Bugatti Bolide (Bugatti)

There if you purchase product you get a NFT gifted alongside, which comes with exclusive access to activities— like a party at Art Basel, an event in Dubai, or a special holiday gift—available only to the NFT holder.

Prada’s limited-edition Timecapsule Collection is paired with a corresponding gifted NFT (Prada Timecapsule)

Ott mentions a recent Prada activation where they raffled 180 tickets if you bought a digital item, and the winner won a first-class experience to the brand’s hyper-coveted Paris Fashion Week show, complete with first-class airfare, five-star hotel, etc. The lucky customer then shared their entire experience on Prada’s Discord channel—incredibly popular with the highly desired youth demographic.

A model walking the runway for Viktor & Rolf (Thierry Chesnot/Getty Images)

Conversations range from the need for “Informal but impeccable” service in the highest hospitality tiers, to hacking health and longevity, to the profound potential of the metaverse; but one subject that keeps cycling back is the harrowing paradox of exclusivity versus availability—one of the most challenging conundrums every luxury brand needs to continuously navigate.

QR codes used for blockchain authentication on luxury goods (Centeroro Piana)

Simply put, how does one balance the need to create and maintain desire while still, you know, actually selling and fulfilling that demand? “There is a pace, and you cannot go faster than the sort of rhythm of growth,” Bain & Company partner Nathalie Remy warns during the Summit. “If you try to go too fast then you start to have some quality issues, you start to have incidents in the stores, etc.”

As an example, she recalls the disruption the fashion and leather-goods category faced in the early 2000s, when the emergence of fast fashion caused a self-destructive kneejerk reaction to keep up. “It created this kind of frenetic need for freshness, and a lot of luxury brands embarked on this trend,” she notes from the stage.

A Givenchy x Bstroy streetwear NFT (Givenchy)

“I mention this example because yes, the expectation of consumers is to have this freshness, yet the challenge in luxury is to find the right balance: between the luxury DNA, perfect execution, etc., and the industry standards. It will always take more time to design, develop, produce and manufacture a luxury product than a Zara shirt. So don’t try to compete, but try to reinvent in a luxury way what the standards are becoming.”

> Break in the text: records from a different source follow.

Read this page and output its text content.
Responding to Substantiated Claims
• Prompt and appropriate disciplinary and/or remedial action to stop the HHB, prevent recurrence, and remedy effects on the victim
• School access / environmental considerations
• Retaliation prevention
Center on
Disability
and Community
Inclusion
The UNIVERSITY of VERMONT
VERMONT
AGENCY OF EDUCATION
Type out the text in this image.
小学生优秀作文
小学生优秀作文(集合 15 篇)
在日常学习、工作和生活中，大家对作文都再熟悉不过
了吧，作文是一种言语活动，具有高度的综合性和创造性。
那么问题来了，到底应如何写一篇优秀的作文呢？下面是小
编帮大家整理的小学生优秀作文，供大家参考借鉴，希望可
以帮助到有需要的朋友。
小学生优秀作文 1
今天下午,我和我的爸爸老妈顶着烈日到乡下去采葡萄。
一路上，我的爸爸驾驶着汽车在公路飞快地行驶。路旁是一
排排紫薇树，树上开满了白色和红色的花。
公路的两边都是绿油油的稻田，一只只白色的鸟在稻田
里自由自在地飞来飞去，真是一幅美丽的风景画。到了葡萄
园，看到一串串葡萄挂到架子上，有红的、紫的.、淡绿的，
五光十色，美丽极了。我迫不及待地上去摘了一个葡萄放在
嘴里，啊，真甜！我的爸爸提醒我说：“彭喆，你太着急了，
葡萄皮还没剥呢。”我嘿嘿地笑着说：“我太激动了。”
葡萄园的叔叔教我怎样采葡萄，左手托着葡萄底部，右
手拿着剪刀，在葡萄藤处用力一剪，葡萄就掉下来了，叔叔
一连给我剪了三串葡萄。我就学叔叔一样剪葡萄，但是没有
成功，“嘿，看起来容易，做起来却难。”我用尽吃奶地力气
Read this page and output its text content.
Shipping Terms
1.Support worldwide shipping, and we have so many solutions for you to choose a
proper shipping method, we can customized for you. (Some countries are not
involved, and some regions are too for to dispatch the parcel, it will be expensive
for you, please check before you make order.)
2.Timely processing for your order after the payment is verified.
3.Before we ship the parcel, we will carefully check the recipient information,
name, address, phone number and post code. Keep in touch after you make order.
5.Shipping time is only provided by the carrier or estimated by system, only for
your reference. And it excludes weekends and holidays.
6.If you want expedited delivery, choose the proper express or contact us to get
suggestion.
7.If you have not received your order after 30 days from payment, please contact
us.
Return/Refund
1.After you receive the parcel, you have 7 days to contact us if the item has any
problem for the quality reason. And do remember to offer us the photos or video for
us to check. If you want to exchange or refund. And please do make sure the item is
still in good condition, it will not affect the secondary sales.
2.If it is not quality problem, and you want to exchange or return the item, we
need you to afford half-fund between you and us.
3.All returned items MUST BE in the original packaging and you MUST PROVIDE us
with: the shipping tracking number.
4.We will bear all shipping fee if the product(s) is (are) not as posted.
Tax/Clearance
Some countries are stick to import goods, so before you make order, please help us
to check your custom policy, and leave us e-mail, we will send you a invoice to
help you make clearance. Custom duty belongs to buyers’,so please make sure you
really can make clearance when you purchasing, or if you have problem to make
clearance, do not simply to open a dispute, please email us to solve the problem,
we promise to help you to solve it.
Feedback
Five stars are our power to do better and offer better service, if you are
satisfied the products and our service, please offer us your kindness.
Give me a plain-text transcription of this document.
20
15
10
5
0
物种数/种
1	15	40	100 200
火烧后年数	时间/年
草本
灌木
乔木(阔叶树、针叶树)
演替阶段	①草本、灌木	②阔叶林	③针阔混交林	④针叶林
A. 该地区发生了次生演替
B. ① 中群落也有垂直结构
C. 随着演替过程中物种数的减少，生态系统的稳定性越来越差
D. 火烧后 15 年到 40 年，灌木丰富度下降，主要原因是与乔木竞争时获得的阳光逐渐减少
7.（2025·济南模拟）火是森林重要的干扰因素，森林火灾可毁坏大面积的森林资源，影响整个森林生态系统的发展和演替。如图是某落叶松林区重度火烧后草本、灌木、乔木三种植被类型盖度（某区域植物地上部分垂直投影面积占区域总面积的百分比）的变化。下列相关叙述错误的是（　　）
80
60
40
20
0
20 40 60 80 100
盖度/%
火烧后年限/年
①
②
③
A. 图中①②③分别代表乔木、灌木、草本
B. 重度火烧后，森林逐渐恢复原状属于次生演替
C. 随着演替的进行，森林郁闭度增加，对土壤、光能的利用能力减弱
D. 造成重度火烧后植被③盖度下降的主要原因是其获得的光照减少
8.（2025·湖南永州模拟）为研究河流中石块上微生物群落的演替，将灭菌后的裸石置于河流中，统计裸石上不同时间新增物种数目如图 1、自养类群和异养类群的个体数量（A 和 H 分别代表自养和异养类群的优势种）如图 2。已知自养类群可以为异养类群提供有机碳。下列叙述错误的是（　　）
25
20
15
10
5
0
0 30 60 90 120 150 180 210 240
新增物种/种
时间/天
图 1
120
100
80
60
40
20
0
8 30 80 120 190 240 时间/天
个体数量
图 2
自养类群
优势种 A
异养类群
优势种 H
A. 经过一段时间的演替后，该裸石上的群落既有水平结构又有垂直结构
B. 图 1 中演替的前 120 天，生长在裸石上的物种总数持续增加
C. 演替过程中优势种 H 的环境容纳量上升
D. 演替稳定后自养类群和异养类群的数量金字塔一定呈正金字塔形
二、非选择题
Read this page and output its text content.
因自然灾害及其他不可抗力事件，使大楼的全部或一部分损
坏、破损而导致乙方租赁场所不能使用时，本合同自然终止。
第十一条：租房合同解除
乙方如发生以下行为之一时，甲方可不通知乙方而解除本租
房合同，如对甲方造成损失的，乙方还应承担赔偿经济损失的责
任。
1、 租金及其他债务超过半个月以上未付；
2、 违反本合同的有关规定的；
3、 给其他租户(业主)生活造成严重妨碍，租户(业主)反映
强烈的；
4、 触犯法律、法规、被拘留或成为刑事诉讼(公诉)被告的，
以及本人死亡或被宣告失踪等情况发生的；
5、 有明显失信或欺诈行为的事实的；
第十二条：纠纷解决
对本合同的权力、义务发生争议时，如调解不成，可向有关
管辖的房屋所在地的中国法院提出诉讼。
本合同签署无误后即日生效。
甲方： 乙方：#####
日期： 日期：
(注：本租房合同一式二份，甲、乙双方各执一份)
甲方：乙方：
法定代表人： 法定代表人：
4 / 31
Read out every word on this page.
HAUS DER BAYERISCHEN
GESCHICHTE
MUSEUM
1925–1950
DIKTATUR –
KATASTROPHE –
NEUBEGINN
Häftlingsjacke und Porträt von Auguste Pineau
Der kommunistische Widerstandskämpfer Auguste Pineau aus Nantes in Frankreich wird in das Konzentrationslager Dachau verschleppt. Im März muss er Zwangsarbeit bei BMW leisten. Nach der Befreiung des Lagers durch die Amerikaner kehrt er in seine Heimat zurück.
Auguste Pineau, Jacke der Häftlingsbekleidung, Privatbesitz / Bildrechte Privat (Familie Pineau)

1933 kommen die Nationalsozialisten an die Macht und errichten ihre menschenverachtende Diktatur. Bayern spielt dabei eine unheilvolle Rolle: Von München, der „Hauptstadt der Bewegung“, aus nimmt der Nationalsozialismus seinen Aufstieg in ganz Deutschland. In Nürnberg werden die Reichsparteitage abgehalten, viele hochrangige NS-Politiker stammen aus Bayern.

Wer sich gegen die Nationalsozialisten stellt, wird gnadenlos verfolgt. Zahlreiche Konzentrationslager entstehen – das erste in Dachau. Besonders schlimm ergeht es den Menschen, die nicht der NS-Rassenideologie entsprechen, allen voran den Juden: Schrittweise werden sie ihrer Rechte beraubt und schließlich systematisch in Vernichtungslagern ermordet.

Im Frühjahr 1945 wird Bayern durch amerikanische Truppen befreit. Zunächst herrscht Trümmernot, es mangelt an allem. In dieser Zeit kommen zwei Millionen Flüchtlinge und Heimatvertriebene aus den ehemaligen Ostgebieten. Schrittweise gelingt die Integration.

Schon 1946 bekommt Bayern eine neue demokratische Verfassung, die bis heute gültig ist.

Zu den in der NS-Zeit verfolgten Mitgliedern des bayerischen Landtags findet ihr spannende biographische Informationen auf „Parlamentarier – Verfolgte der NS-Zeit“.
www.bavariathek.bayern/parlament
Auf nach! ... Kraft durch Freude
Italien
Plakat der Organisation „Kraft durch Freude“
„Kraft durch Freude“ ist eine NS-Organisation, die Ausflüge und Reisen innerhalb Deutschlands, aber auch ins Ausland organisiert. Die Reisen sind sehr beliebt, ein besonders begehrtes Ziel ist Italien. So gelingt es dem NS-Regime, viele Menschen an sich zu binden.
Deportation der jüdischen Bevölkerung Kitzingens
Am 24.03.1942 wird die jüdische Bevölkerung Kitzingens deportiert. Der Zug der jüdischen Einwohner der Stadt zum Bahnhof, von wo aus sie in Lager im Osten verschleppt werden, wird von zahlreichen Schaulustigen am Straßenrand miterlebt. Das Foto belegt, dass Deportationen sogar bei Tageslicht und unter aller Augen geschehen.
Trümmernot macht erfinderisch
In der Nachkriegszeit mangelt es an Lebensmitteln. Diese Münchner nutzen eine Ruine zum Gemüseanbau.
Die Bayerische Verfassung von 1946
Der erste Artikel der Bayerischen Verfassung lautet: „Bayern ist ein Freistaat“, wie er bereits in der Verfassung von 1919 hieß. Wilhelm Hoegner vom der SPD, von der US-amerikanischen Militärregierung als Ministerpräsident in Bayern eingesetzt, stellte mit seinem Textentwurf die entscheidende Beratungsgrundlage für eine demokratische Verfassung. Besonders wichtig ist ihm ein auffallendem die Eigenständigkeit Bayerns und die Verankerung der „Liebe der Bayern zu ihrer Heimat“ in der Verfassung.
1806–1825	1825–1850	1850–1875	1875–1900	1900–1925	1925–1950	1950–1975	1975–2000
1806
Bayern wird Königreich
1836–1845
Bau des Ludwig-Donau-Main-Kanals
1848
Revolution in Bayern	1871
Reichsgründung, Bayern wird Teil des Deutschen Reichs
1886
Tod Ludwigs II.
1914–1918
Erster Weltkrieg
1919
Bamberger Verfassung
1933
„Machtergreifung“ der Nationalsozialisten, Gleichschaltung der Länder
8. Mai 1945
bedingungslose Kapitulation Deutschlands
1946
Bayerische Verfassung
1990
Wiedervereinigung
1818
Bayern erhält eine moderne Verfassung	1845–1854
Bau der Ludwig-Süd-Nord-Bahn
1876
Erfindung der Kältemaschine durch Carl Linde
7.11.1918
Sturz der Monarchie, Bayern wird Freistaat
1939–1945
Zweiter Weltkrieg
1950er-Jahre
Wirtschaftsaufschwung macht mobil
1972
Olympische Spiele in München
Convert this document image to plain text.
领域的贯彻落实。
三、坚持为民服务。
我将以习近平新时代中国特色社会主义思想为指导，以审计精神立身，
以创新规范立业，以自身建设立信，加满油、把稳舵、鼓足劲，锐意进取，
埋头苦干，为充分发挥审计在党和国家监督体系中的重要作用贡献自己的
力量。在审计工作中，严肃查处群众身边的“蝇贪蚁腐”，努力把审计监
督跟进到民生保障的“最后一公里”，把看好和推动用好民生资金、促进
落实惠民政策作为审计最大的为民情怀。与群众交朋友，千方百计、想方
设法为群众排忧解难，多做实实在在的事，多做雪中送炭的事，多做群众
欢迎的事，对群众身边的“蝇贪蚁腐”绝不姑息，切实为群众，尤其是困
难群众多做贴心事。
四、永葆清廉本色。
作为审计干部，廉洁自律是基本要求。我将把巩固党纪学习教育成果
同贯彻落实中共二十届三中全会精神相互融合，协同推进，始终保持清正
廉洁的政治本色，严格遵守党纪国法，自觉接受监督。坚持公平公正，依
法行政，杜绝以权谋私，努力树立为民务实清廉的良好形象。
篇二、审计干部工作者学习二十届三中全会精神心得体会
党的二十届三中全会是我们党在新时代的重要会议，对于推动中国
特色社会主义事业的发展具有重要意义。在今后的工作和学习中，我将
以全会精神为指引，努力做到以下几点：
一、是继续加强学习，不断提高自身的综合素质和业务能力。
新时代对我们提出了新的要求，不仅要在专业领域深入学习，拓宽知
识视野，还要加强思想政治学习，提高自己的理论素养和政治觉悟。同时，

Another speaker mentions Gucci’s Dionysus Bag, where the digital version sold for more ($4,100) than the actual physical bag ($3,400), a concept difficult to grasp for some. “For me this was quite remarkable, and it showed that indeed there is something going on,” commented Dr. Hannes Gurzki, a luxury expert and researcher during his “Future Of Luxury” talk. “And the world of luxury is changing.”

(Bugatti)

When asked how to balance that need to feed demand while not overproducing, Remy offers a most relevant metaphor: “I would advise—probably like when you drive a Bugatti, you have a lot of horsepower; it feels good at the moment to push on the accelerator to get that feeling, but use the brake at some point, too.”